Il a déclaré que la faillite de la SVB et le rachat d’urgence de Crédit Suisse avaient mis en évidence «le stress lié à la hausse des taux d’intérêt».

Les investisseurs se demandaient « quel serait le prochain impact? ». « L’immobilier commercial est un sujet de préoccupation. Nous avons des taux d’intérêt plus élevés pour les promoteurs immobiliers. Quel est l’impact sur les marchés immobiliers et les prêteurs dans ce domaine», a-t-il déclaré dans des commentaires rapportés par le Financial Times.

Le FT a également fait état d’une note publiée par Goldman Sachs, selon laquelle le secteur de l’immobilier était confronté à un environnement «difficile».

«Les tensions récentes dans le secteur bancaire ont suscité des inquiétudes croissantes quant aux retombées sur le secteur de l’immobilier commercial. Plus de la moitié des 5.600 milliards de dollars de prêts commerciaux en cours figurant dans les bilans des banques, les prêts bancaires restent la principale source de financement de ce secteur. C’est particulièrement le cas pour les petites banques qui détiennent la part du lion en matière de prêts».

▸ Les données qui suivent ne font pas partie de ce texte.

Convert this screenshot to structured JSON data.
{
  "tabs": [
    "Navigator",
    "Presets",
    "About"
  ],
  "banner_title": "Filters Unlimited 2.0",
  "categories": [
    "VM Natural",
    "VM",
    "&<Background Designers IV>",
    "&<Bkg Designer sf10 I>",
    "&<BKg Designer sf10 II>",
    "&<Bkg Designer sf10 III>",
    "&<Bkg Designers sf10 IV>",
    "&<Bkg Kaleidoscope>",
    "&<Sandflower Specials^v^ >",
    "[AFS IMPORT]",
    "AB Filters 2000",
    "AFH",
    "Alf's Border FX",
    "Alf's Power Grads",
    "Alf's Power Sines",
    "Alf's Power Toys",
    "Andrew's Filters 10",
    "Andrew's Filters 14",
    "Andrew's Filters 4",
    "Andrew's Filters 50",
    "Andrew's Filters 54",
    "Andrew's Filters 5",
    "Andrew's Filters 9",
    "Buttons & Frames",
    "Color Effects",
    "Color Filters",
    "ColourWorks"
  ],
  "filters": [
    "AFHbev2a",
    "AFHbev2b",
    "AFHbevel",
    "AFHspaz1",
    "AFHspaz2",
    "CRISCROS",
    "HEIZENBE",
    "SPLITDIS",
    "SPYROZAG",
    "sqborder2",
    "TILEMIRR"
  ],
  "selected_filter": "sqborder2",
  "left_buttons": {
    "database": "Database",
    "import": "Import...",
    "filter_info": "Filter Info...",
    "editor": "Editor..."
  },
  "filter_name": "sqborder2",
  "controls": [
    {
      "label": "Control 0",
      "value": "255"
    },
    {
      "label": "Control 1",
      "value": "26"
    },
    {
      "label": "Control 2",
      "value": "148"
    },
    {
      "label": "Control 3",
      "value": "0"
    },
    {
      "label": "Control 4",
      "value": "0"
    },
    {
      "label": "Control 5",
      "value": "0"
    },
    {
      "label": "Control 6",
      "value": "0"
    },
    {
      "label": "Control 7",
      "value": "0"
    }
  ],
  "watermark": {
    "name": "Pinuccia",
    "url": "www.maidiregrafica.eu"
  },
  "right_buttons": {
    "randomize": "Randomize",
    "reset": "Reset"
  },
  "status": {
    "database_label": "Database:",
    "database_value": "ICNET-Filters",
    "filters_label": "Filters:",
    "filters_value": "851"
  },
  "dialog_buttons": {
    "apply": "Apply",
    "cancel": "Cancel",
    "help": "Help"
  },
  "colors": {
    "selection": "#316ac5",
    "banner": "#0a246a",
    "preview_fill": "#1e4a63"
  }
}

Dans le même temps, les inquiétudes s’intensifient quant aux effets de la reprise de Crédit Suisse, par laquelle le gouvernement suisse a réduit à zéro, du jour au lendemain, la valeur des obligations  AT1 à haut risque.

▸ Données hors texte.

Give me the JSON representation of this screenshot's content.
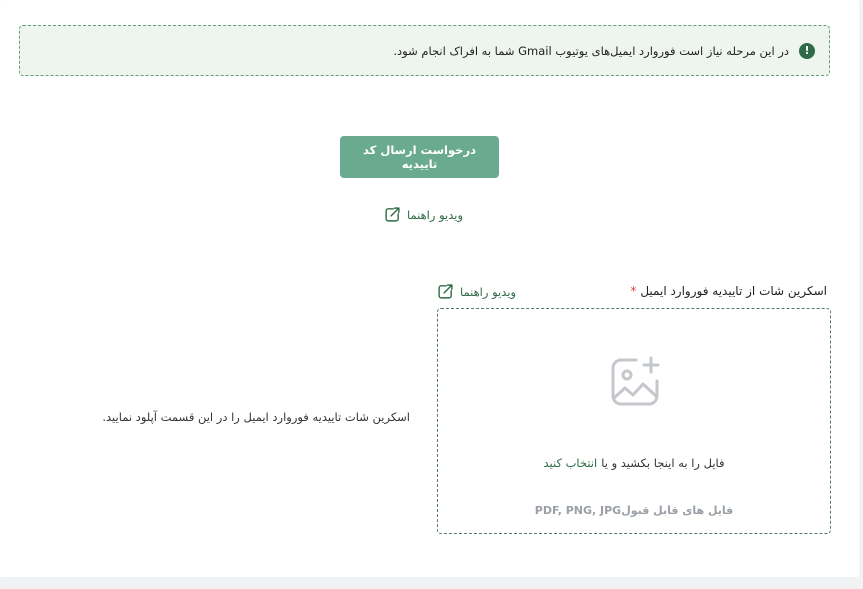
{
  "notice": {
    "icon": "exclamation-icon",
    "text": "در این مرحله نیاز است فوروارد ایمیل‌های یوتیوب Gmail شما به افراک انجام شود."
  },
  "actions": {
    "request_code_label": "درخواست ارسال کد تاییدیه",
    "video_guide_label": "ویدیو راهنما",
    "external_link_icon": "external-link-icon"
  },
  "upload": {
    "field_label": "اسکرین شات از تاییدیه فوروارد ایمیل",
    "required_mark": "*",
    "video_guide_label": "ویدیو راهنما",
    "icon": "image-add-icon",
    "drop_text": "فایل را به اینجا بکشید و یا",
    "choose_label": "انتخاب کنید",
    "accepted_types": "فایل های قابل قبولPDF, PNG, JPG",
    "side_hint": "اسکرین شات تاییدیه فوروارد ایمیل را در این قسمت آپلود نمایید."
  },
  "colors": {
    "accent": "#2f6b47",
    "button": "#6aaa8e",
    "notice_bg": "#eef5ef",
    "required": "#e0453a"
  }
}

Cette décision a annulé la pratique antérieure de placer ces obligations au-dessus des actions quand il s’agit de sauver ce qui reste d’une entité en faillite. Le marché de 250  milliards de dollars de ces obligations, largement utilisées, est dans la tourmente, les investisseurs se demandant quelles règles, s’il y en a, s’appliquent désormais.

Des actions en justice pourraient être intentées. Natasha Harrison, du cabinet d’avocats Pallas, qui prépare un éventuel procès, a déclaré au Wall Street Journal: «Ce que les investisseurs recherchent lorsqu’ils investissent, c’est la certitude de la procédure et l’État de droit. La Suisse vient de nous les enlever d’un seul coup».

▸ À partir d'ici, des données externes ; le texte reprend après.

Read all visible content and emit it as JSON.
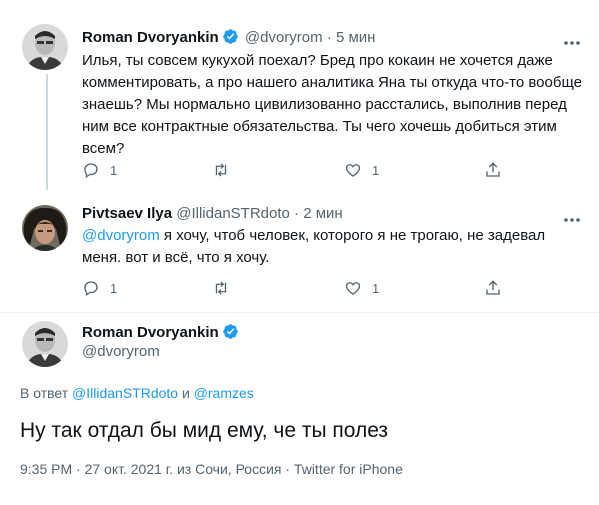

Dans une note de recherche, les analystes de JPMorgan ont déclaré que la décision suisse pourrait entraîner une «contagion des coûts de financement de gros dans l’ensemble du secteur», les taux d’intérêt exigés sur les obligations  AT1 pouvant atteindre les dizaines.

Un autre article du WSJ résume l’interaction entre l’aggravation de la crise et les actions des autorités financières. «Les autorités du monde entier justifient ces interventions ad hoc en invoquant la nécessité de stabiliser, de rassurer ou de calmer les marchés. Mais elles font souvent le contraire. Les actions de la SVB et de Signature ont déclenché la panique, ce qui a entraîné la chute du Crédit Suisse, et maintenant la solution d’urgence du Crédit Suisse agite le marché obligataire».

Ce constat pourrait être étendu. Les mesures d’urgence prises par la Réserve fédérale en 2008 et en mars 2020 pour soutenir les banques, les spéculateurs, la bourse et le système financier ont maintenant créé les conditions d’une crise plus profonde encore qui, comme celle de 2008, entraînera des attaques de plus en plus dures contre les travailleurs et leurs familles, car les élites dirigeantes, renflouées par l’État, chercheront à leur faire payer la note.